Au Palais Brongniart, le Salon du dessin 2026 confirme son statut de rendez-vous majeur du marché et de l’histoire des arts graphiques. Pour sa 34e édition, la foire parisienne réunit 39 galeries internationales. Porté par une Semaine du dessin toujours plus dense, l’événement affirme une ligne claire : défendre le dessin comme médium autonome, à la fois champ d’expérimentation et objet de collection. Du 25 au 30 mars.

Le Salon du dessin, entre rareté et redécouverte

L’édition 2026 illustre une dynamique double : d’un côté, la rareté extrême de certaines feuilles historiques ; de l’autre, une relecture active du dessin à travers ses supports et ses usages. Collage, découpe, papiers colorés ou photographie témoignent d’un élargissement du médium, amorcé au XXe siècle et pleinement assumé aujourd’hui. L’invitation faite au MuMa du Havre, riche de plus de mille dessins, renforce cette approche trans-historique, tandis que l’arrivée de nouvelles galeries confirme l’attractivité du salon sur un marché mondialisé mais exigeant.

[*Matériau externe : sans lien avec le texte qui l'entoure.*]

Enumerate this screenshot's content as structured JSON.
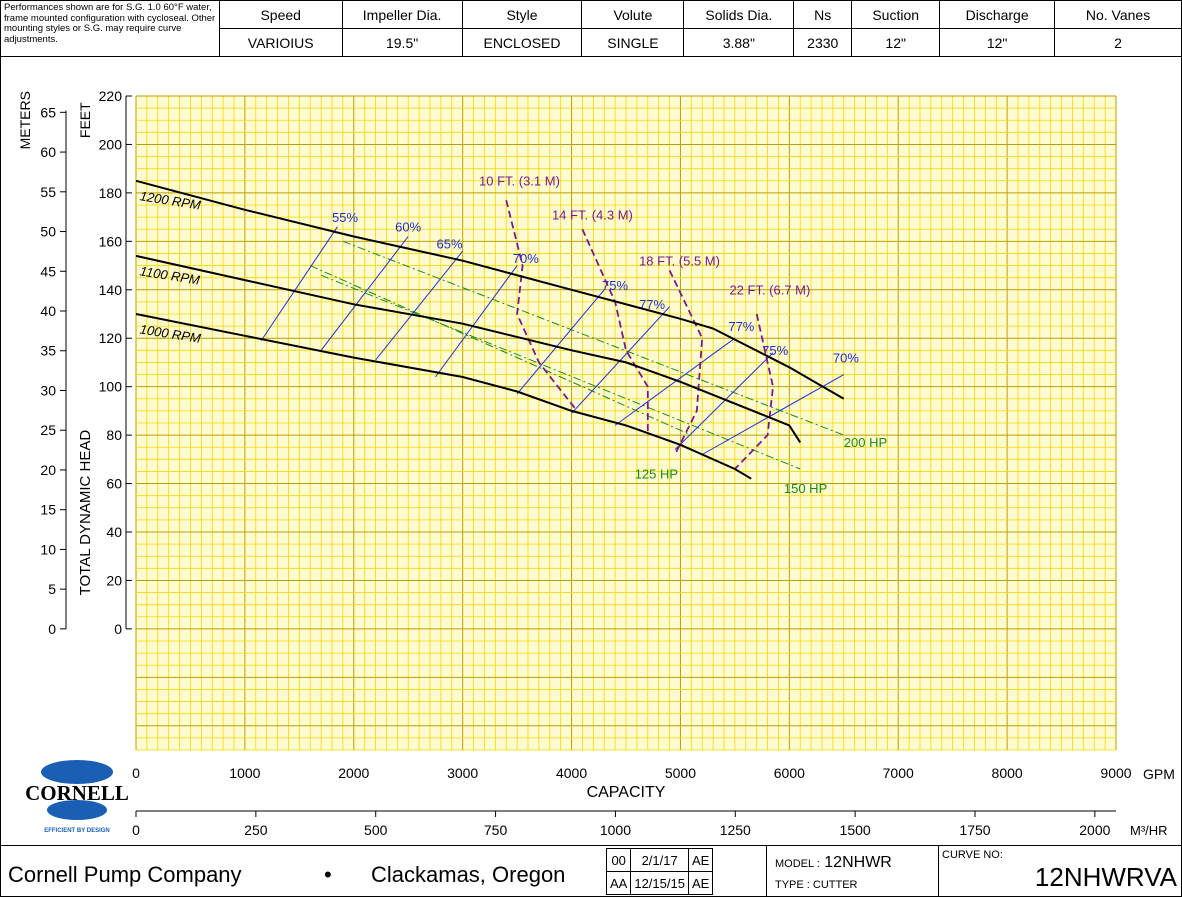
{
  "header": {
    "note": "Performances shown are for S.G. 1.0 60°F water, frame mounted configuration with cycloseal. Other mounting styles or S.G. may require curve adjustments.",
    "columns": [
      "Speed",
      "Impeller Dia.",
      "Style",
      "Volute",
      "Solids Dia.",
      "Ns",
      "Suction",
      "Discharge",
      "No. Vanes"
    ],
    "values": [
      "VARIOIUS",
      "19.5\"",
      "ENCLOSED",
      "SINGLE",
      "3.88\"",
      "2330",
      "12\"",
      "12\"",
      "2"
    ]
  },
  "chart_data": {
    "type": "line",
    "xlabel": "CAPACITY",
    "x_unit_primary": "GPM",
    "x_unit_secondary": "M³/HR",
    "ylabel": "TOTAL DYNAMIC HEAD",
    "y_unit_primary": "FEET",
    "y_unit_secondary": "METERS",
    "xlim": [
      0,
      9000
    ],
    "ylim": [
      -50,
      220
    ],
    "x_ticks": [
      0,
      1000,
      2000,
      3000,
      4000,
      5000,
      6000,
      7000,
      8000,
      9000
    ],
    "y_ticks": [
      0,
      20,
      40,
      60,
      80,
      100,
      120,
      140,
      160,
      180,
      200,
      220
    ],
    "m3hr_ticks": [
      0,
      250,
      500,
      750,
      1000,
      1250,
      1500,
      1750,
      2000
    ],
    "meter_ticks": [
      0,
      5,
      10,
      15,
      20,
      25,
      30,
      35,
      40,
      45,
      50,
      55,
      60,
      65
    ],
    "grid": true,
    "series": [
      {
        "name": "1200 RPM",
        "kind": "head",
        "points": [
          [
            0,
            185
          ],
          [
            1000,
            173
          ],
          [
            2000,
            162
          ],
          [
            3000,
            152
          ],
          [
            4000,
            140
          ],
          [
            5000,
            128
          ],
          [
            5300,
            124
          ],
          [
            6000,
            108
          ],
          [
            6500,
            95
          ]
        ]
      },
      {
        "name": "1100 RPM",
        "kind": "head",
        "points": [
          [
            0,
            154
          ],
          [
            1000,
            144
          ],
          [
            2000,
            134
          ],
          [
            3000,
            126
          ],
          [
            4000,
            115
          ],
          [
            4500,
            110
          ],
          [
            5000,
            102
          ],
          [
            6000,
            84
          ],
          [
            6100,
            77
          ]
        ]
      },
      {
        "name": "1000 RPM",
        "kind": "head",
        "points": [
          [
            0,
            130
          ],
          [
            1000,
            121
          ],
          [
            2000,
            112
          ],
          [
            3000,
            104
          ],
          [
            3500,
            98
          ],
          [
            4000,
            90
          ],
          [
            4500,
            84
          ],
          [
            5000,
            76
          ],
          [
            5500,
            66
          ],
          [
            5650,
            62
          ]
        ]
      }
    ],
    "efficiency_lines": [
      {
        "label": "55%",
        "points": [
          [
            1150,
            119
          ],
          [
            1850,
            166
          ]
        ]
      },
      {
        "label": "60%",
        "points": [
          [
            1700,
            115
          ],
          [
            2500,
            162
          ]
        ]
      },
      {
        "label": "65%",
        "points": [
          [
            2200,
            111
          ],
          [
            3000,
            156
          ]
        ]
      },
      {
        "label": "70%",
        "points": [
          [
            2750,
            104
          ],
          [
            3500,
            150
          ]
        ]
      },
      {
        "label": "75%",
        "points": [
          [
            3500,
            97
          ],
          [
            4300,
            140
          ]
        ]
      },
      {
        "label": "77%",
        "points": [
          [
            4000,
            89
          ],
          [
            4900,
            133
          ]
        ]
      },
      {
        "label": "77%",
        "points": [
          [
            4400,
            84
          ],
          [
            5500,
            120
          ]
        ]
      },
      {
        "label": "75%",
        "points": [
          [
            4950,
            74
          ],
          [
            5850,
            114
          ]
        ]
      },
      {
        "label": "70%",
        "points": [
          [
            5200,
            72
          ],
          [
            6500,
            105
          ]
        ]
      }
    ],
    "npsh_curves": [
      {
        "label": "10 FT. (3.1 M)",
        "points": [
          [
            3400,
            177
          ],
          [
            3550,
            150
          ],
          [
            3500,
            130
          ],
          [
            3700,
            110
          ],
          [
            4050,
            90
          ]
        ]
      },
      {
        "label": "14 FT. (4.3 M)",
        "points": [
          [
            4100,
            165
          ],
          [
            4400,
            135
          ],
          [
            4500,
            115
          ],
          [
            4700,
            100
          ],
          [
            4700,
            80
          ]
        ]
      },
      {
        "label": "18 FT. (5.5 M)",
        "points": [
          [
            4900,
            148
          ],
          [
            5200,
            120
          ],
          [
            5150,
            90
          ],
          [
            4950,
            72
          ]
        ]
      },
      {
        "label": "22 FT. (6.7 M)",
        "points": [
          [
            5700,
            130
          ],
          [
            5850,
            100
          ],
          [
            5800,
            80
          ],
          [
            5500,
            66
          ]
        ]
      }
    ],
    "hp_lines": [
      {
        "label": "125 HP",
        "points": [
          [
            1600,
            150
          ],
          [
            5100,
            80
          ]
        ]
      },
      {
        "label": "150 HP",
        "points": [
          [
            1700,
            146
          ],
          [
            6100,
            66
          ]
        ]
      },
      {
        "label": "200 HP",
        "points": [
          [
            1900,
            160
          ],
          [
            6500,
            80
          ]
        ]
      }
    ]
  },
  "legend_logo": {
    "name": "CORNELL",
    "tagline": "EFFICIENT BY DESIGN"
  },
  "footer": {
    "company": "Cornell Pump Company",
    "separator": "•",
    "location": "Clackamas, Oregon",
    "revisions": [
      [
        "00",
        "2/1/17",
        "AE"
      ],
      [
        "AA",
        "12/15/15",
        "AE"
      ]
    ],
    "model_label": "MODEL :",
    "model_value": "12NHWR",
    "type_label": "TYPE : CUTTER",
    "curve_label": "CURVE NO:",
    "curve_value": "12NHWRVA"
  },
  "colors": {
    "grid": "#f5d800",
    "grid_bg": "#fffbd0",
    "head": "#000000",
    "efficiency": "#1b2fd8",
    "npsh": "#7a1a8a",
    "hp": "#1a8a1a"
  }
}
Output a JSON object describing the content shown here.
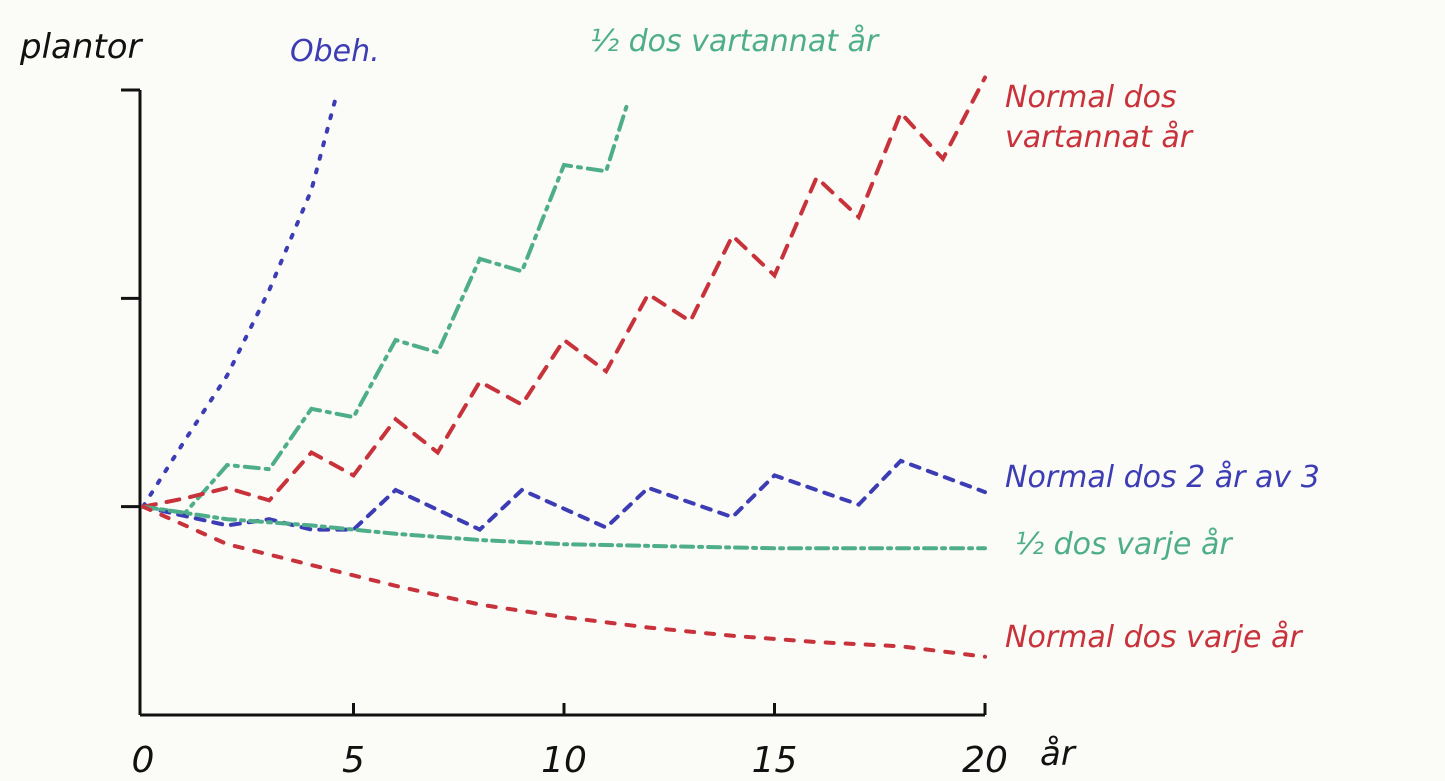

Exposition Eugène Isabey sur le stand Demisch Danant

Demisch Danant : Eugène Isabey et la redécouverte du romantisme graphique

Autre moment fort, le solo show consacré à Eugène Isabey (1803-1886). Plus connu pour ses marines romantiques, l’artiste révèle ici une maîtrise subtile de la marine. Une feuille comme La Rade de Toulon (vers 1830) capte une lumière vibrante, presque instable, où le ciel et la mer semblent se confondre. Isabey travaille la transparence autant que la densité, ourlant les formes d’un blanc incisif. Ce dialogue entre fluidité et structure donne à ses œuvres une présence immédiate, presque atmosphérique, qui explique leur redécouverte actuelle par le marché et les institutions.

Le Prix Guerlain, baromètre du dessin contemporain

Le Salon du dessin reste aussi un observatoire du présent avec le 19e Prix de dessin contemporain de la Fondation Daniel & Florence Guerlain. En lice, trois lauréats 2026, Cathryn Boch, Simon Schubert et Renie Spoelstra incarnent trois approches radicales du dessin : couture et cartographie chez Cathryn Boch, pliage du papier chez Schubert, paysages monumentaux au fusain chez Spoelstra. Depuis sa création en 2007, ce prix joue un rôle structurant en affirmant le dessin comme un médium contemporain à part entière, capable de rivaliser avec les pratiques les plus conceptuelles.

Coup de cœur : un Picasso rare, Galerie Jean-François Cazeau

Parmi les œuvres marquantes, un masque de Pablo Picasso attire l’attention. Réalisé en 1958, ce très rare papier découpé sur support photographique appartient à la période expérimentale menée avec le photographe Villiers. L’œuvre, d’une grande économie de moyens, conjugue découpe, assemblage et dessin à la plume, révélant une approche sculpturale du papier. Sa provenance (Succession Picasso) renforce son importance sur le marché. La majorité de ces pièces étant restée dans les collections familiales, leur apparition demeure exceptionnelle. Présentée dans l’exposition Picasso: Cut Papers au Hammer Museum en 2022, elle est certifiée par Maya Picasso et l’Administration Picasso. Une œuvre charnière qui rappelle combien le dessin, chez Picasso, dépasse le simple support pour devenir acte de transformation.